La traduction comme lieu de transgression
Camille Logoz, 19 février 2024
Les traductions jettent des ponts entre les langues et contribuent à la compréhension entre les cultures dans un pays plurilingue comme la Suisse. Afin de donner une plateforme aux personnes qui effectuent quotidiennement ce travail, la Fondation ch a créé le festival aller↔retour. Le 9 mars 2024, la prochaine édition sera consacrée au thème de la transgression. La directrice de la programmation du festival, Camille Logoz, explique ce choix.
Quand nous avons choisi de construire notre festival de traduction et de littérature autour de la notion de transgression, c’était d’abord dans une compréhension minimale du terme : transgresser, c’est passer par-dessus, de l’autre côté, franchir une limite. En cela, la traduction est un lieu de transgression, puisqu’elle réside dans le passage, le décloisonnement, le déplacement des lignes. Elle en tire son élan créatif : transgresser, c’est ne pas (se) conformer, ou alors par des chemins détournés. C’est à tout le moins s’interroger sur les normes, et réfléchir à la place qu’on leur donne. Et dans le cas de la traduction, c’est le faire avec la matière malléable, pétrissable de la langue. C’est la travailler et lui insuffler une étrangeté, de quoi interroger les textes, les genres, et bien sûr la langue elle-même.

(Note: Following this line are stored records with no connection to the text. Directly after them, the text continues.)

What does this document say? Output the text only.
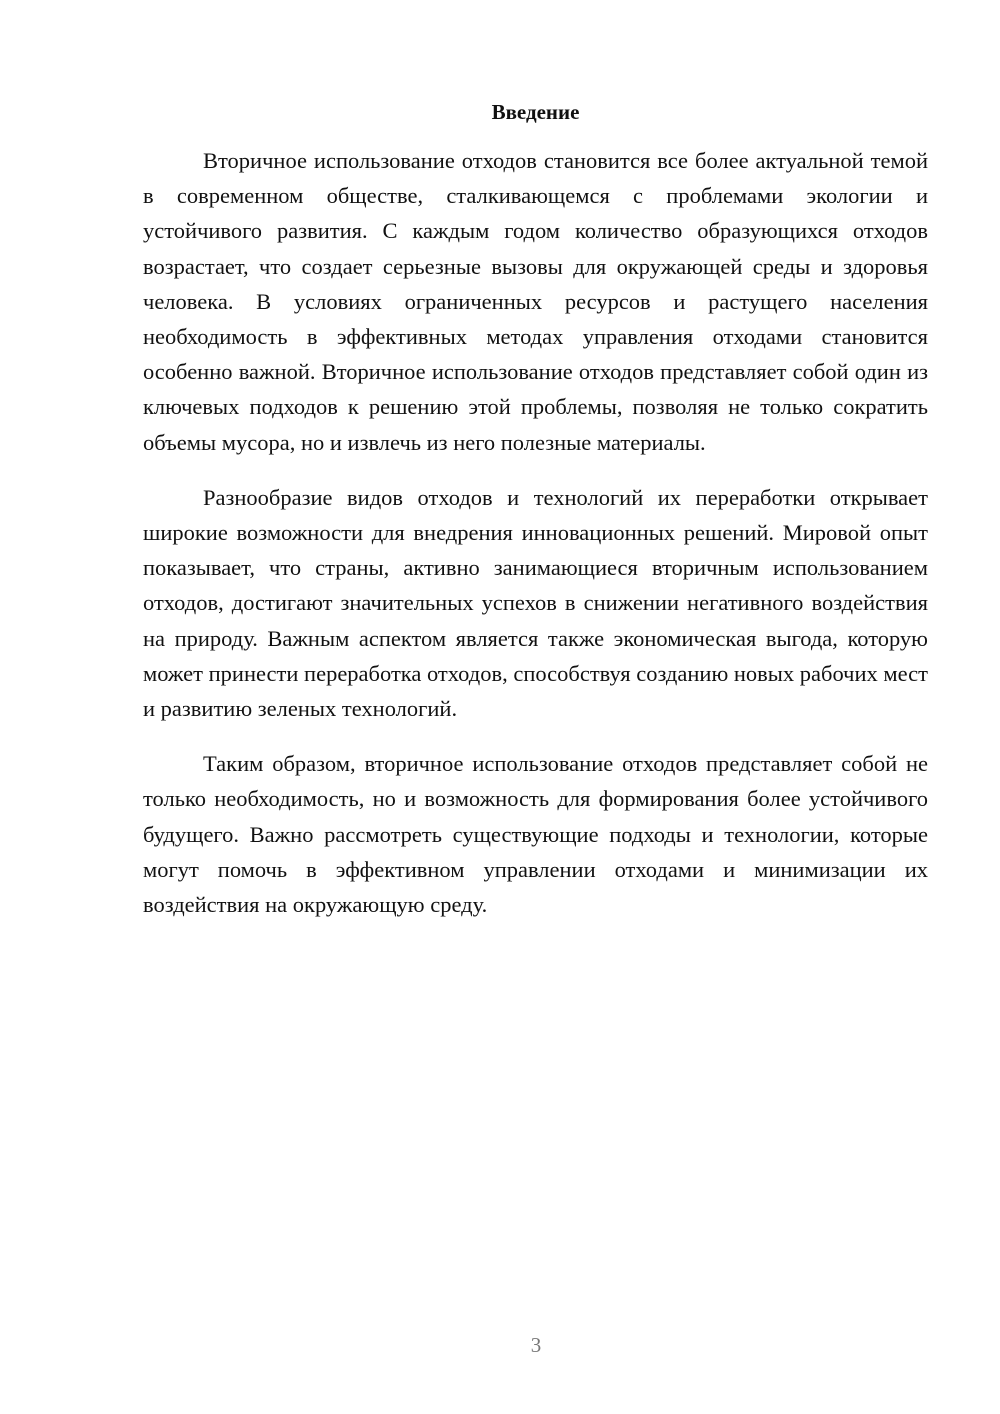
Введение

Вторичное использование отходов становится все более актуальной темой в современном обществе, сталкивающемся с проблемами экологии и устойчивого развития. С каждым годом количество образующихся отходов возрастает, что создает серьезные вызовы для окружающей среды и здоровья человека. В условиях ограниченных ресурсов и растущего населения необходимость в эффективных методах управления отходами становится особенно важной. Вторичное использование отходов представляет собой один из ключевых подходов к решению этой проблемы, позволяя не только сократить объемы мусора, но и извлечь из него полезные материалы.

Разнообразие видов отходов и технологий их переработки открывает широкие возможности для внедрения инновационных решений. Мировой опыт показывает, что страны, активно занимающиеся вторичным использованием отходов, достигают значительных успехов в снижении негативного воздействия на природу. Важным аспектом является также экономическая выгода, которую может принести переработка отходов, способствуя созданию новых рабочих мест и развитию зеленых технологий.

Таким образом, вторичное использование отходов представляет собой не только необходимость, но и возможность для формирования более устойчивого будущего. Важно рассмотреть существующие подходы и технологии, которые могут помочь в эффективном управлении отходами и минимизации их воздействия на окружающую среду.

3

Telles sont les démarches que le festival souhaite mettre en avant, avec notamment Alexandre Pateau qui fera entendre la gouaille de la première comédie musicale anticapitaliste (L’opéra de quat’sous de Brecht), ou Marina Skalova qui transmet une parole résistante à travers une poésie militante.
Risques, contraintes, nécessités
Transgresser n’est pas toujours qu’un jeu ou une recherche esthétique ; c’est un effort, un risque, et bien souvent un mécanisme de survie. La transgression dépend des normes, et quand elles sont contraignantes, la transgression n’est plus un choix ; elle devient nécessité. Voilà ce que développeront Rose Labourie et Silvia Albesano, traductrices de Kim de L’Horizon et de son écriture non binaire, ou encore Amir Sarvan, auteur installé en Suisse écrivant en bosniaque.
Mais les limites ne sont pas toujours arbitraires. Certaines sont salvatrices, protectrices, et on ne les transgresse pas sans envahir ou sans que cela ne se fasse à certains dépens. La transgression devient alors violence. C’est la difficulté à laquelle s’est confronté Olivier Mannoni, traducteur spécialisé dans l’histoire du nazisme, qui s’exprimera sur le pouvoir du discours et la perversion du langage. Les traductrices Gaëlle Cogan et Monique Kountangni en sont également conscientes, elles qui intègrent à leur pratique des perspectives féministes et décoloniales.
Ce fil rouge et ces interventions ont pour but de faire surgir la dimension politique de toute transgression – et de toute traduction. Dans quel cadre surgit la transgression ? Quels regards la font apparaître ? Et qui peut s’en réclamer ? Si la norme est unique, les transgressions – et les traductions – sont multiples. Le festival aller-retour se destine à les explorer et à en faire un lieu de réflexion, de recherche et de doute.
Le festival aller↔retour
La Fondation ch soutient depuis 50 ans la traduction littéraire entre les langues nationales et encourage ainsi les échanges littéraires par-delà les frontières linguistiques. Le festival aller↔retour est né en 2019 de la volonté de donner la parole aux traductrices et traducteurs de la Collection ch. Le festival plurilingue s’adresse à un large public, mais il cible aussi les personnes qui travaillent dans ce domaine.
À propos de l'auteure
Directrice de programmation du festival aller↔retour, Camille Logoz travaille en indépendante comme traductrice littéraire, assistante à la mise en scène et médiatrice culturelle. Elle traduit de l’allemand des romans, des pièces de théâtre, des essais, des BD et des livres pour enfants.